If a person dies without a Will, and the closest relatives are aunts, uncles and first cousins, do they inherit in New York?
The answer is YES, but there are some special rules. Aunts, uncles and cousins can inherit if there is nobody in the prior inheritance classes (spouse, kids, parents, siblings, nieces or nephews). Here are just a few of the special rules:
- Usually first cousins are not permitted to serve as Administrators of an Estate. The Public Administrator (in the 5 boros, Nassau, Suffolk and Westchester) generally serves as Administrator in cousin cases. In the other Counties the tax assessor acts as Administrator.
- In cousin inheritance cases the Estate is divided into two halves, the maternal and paternal sides. In a cousin case we must look at the status of aunts/uncles/cousins on the decedent’s mother’s and father’s side of the family. As an example, if there is one cousin on the father’s side and ten cousins on the mother’s side, the paternal first cousin gets 50% and the ten maternal cousins split 50% ten ways. Life is hard sometimes.
- First cousins once removed (children of first cousins) can only inherit if there are no other first cousins on either side of the family. First cousin once removed cases can be tough.
When the Public Administrator handles an Estate, they do anything and everything that a typical family member Administrator would do. They sometimes arrange burial, they clean out apartments and houses, they search for a Will, they receive mail, they sell houses or apartments, they marshal accounts and assets, they deal with claims of creditors, they file tax returns, and ultimately they try to figure out who is legally entitled to receive the inheritance.
When they reach the point where an Administrator would ordinarily pay the money to the heirs, the Public Administrator will file an “Accounting Proceeding”. Essentially, they set forth for the Court what they have done, detailing all the money taken in and paid out, and ask the Court to approve the way they have handled the money and the claims, and to approve fees for their attorneys. The final thing the accounting proceeding requests is a determination regarding WHO is entitled to receive the balance of the money. The Public Administrator does a kinship investigation, so they generally list (and notify) the people they believe are the cousins. However, in the Accounting Proceeding they refer to the cousins as “alleged” cousins.
When cousins receive a Citation in an Accounting Proceeding where they are called “alleged” first cousins, they should retain counsel and file Objections with the Court. Attorneys who do this type of work will generally agree to work on a contingency fee basis.
This is the beginning of a “Kinship Proceeding”. In a kinship case, the cousins have to prove who they are, and thereby claim and ultimately receive the money. This is not as simple as it seems. Not only do the cousins have to prove who they are, they have to DIS-prove prior inheritance classes AND show how many cousins there actually ARE. The proof in these cases consists of testimony and certified documents. Typically it is necessary (and certainly helpful) to use a genealogist to prepare a family tree and obtain the necessary documents.
Proving negatives creates some special challenges. In future posts I will address many of the techniques that are used to prove kinship.

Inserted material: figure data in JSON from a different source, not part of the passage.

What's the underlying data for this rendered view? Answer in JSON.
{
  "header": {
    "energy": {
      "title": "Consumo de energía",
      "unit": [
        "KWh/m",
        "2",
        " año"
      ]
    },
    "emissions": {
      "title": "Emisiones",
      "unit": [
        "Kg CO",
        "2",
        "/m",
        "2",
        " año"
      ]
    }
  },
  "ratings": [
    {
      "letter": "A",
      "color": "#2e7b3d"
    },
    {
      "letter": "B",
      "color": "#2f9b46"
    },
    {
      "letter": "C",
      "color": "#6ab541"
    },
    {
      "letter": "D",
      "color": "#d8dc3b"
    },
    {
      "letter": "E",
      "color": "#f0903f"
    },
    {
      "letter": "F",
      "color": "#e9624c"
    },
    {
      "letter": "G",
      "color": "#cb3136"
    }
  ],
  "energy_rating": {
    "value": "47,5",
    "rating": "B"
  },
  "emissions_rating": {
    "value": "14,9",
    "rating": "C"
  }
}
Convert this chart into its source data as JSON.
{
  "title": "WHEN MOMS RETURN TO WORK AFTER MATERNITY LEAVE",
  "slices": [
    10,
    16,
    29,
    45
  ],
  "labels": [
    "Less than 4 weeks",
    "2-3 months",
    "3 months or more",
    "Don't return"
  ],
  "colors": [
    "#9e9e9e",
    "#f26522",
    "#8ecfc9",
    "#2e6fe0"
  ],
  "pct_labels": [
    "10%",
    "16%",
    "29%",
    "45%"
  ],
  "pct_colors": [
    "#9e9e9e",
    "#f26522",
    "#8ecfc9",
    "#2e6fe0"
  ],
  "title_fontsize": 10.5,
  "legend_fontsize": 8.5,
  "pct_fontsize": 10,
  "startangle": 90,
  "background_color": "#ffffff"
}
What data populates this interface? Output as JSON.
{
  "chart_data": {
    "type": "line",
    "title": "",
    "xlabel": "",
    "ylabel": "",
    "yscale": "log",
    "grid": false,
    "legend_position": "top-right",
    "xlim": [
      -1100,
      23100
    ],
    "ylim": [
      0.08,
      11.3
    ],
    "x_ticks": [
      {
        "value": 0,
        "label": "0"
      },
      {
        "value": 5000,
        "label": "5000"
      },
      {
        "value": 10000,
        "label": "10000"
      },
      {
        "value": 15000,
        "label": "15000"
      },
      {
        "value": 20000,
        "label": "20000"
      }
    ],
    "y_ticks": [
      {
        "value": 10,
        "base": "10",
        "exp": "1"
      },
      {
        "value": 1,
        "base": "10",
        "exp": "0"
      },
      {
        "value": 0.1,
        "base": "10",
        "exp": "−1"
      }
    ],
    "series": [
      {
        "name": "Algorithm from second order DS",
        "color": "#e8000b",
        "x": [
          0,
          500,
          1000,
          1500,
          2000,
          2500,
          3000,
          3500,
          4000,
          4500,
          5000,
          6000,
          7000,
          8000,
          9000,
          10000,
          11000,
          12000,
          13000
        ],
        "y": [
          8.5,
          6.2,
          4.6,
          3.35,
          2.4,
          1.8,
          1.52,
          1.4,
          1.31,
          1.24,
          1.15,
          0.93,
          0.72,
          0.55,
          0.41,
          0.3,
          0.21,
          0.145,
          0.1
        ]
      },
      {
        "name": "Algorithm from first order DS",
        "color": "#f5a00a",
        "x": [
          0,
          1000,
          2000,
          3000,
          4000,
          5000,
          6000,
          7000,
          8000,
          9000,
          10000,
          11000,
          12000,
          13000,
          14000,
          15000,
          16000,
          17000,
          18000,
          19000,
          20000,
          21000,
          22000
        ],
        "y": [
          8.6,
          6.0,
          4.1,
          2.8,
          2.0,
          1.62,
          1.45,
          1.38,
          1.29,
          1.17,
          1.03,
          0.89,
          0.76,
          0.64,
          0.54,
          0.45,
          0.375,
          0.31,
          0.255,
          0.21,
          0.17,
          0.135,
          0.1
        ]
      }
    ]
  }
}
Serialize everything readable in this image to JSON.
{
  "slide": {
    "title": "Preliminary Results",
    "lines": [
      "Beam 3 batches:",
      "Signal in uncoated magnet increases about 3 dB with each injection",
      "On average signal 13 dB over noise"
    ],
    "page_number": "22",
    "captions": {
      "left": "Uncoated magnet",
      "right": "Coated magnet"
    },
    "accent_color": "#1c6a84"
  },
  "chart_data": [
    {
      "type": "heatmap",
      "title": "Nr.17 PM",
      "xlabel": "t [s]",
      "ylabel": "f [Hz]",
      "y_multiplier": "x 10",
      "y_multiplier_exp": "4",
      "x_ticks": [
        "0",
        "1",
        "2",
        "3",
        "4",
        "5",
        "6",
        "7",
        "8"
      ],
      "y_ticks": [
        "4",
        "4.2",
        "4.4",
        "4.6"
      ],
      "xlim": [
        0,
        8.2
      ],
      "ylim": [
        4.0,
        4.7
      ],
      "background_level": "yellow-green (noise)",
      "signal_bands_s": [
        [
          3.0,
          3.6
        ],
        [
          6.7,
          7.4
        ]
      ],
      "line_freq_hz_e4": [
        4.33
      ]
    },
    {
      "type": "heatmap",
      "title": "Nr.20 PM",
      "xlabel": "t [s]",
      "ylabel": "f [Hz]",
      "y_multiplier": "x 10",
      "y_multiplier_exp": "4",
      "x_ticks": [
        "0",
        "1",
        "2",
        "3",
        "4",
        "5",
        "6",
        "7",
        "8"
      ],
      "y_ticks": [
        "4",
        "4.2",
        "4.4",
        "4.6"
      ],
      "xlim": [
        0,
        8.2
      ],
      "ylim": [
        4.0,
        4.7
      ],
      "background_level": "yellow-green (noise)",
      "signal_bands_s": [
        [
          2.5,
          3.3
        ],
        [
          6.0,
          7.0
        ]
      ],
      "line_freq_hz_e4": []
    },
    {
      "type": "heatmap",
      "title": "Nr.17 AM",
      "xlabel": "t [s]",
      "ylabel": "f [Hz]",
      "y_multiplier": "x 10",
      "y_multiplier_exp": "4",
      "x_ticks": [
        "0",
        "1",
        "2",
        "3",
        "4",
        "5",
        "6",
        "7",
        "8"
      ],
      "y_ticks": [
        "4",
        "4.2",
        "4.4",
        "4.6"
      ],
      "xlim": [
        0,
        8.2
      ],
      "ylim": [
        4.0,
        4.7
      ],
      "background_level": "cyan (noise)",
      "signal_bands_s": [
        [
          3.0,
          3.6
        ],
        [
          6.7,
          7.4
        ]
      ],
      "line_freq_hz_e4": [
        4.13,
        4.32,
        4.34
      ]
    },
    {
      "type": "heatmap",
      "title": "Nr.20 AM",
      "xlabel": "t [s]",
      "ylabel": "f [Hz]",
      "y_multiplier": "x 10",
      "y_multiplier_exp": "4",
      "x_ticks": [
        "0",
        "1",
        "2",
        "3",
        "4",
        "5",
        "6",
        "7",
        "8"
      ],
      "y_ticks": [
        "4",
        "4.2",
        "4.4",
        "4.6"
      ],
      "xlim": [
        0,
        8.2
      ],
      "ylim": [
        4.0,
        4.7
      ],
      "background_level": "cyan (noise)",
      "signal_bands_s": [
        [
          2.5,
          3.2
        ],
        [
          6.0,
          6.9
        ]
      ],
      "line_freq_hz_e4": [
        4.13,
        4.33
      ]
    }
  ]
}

For the people who die and create these cases, or for the friends or family who WOULD have been included IF the decedent had made a Will, these cases are often kind of sad. For people who are notified out of the blue that “your cousin so and so died, and you may have inheritance rights”, not so sad. In law school they called these “laughing heirs” cases. Law students probably think these never actually happen, but they actually happen pretty often.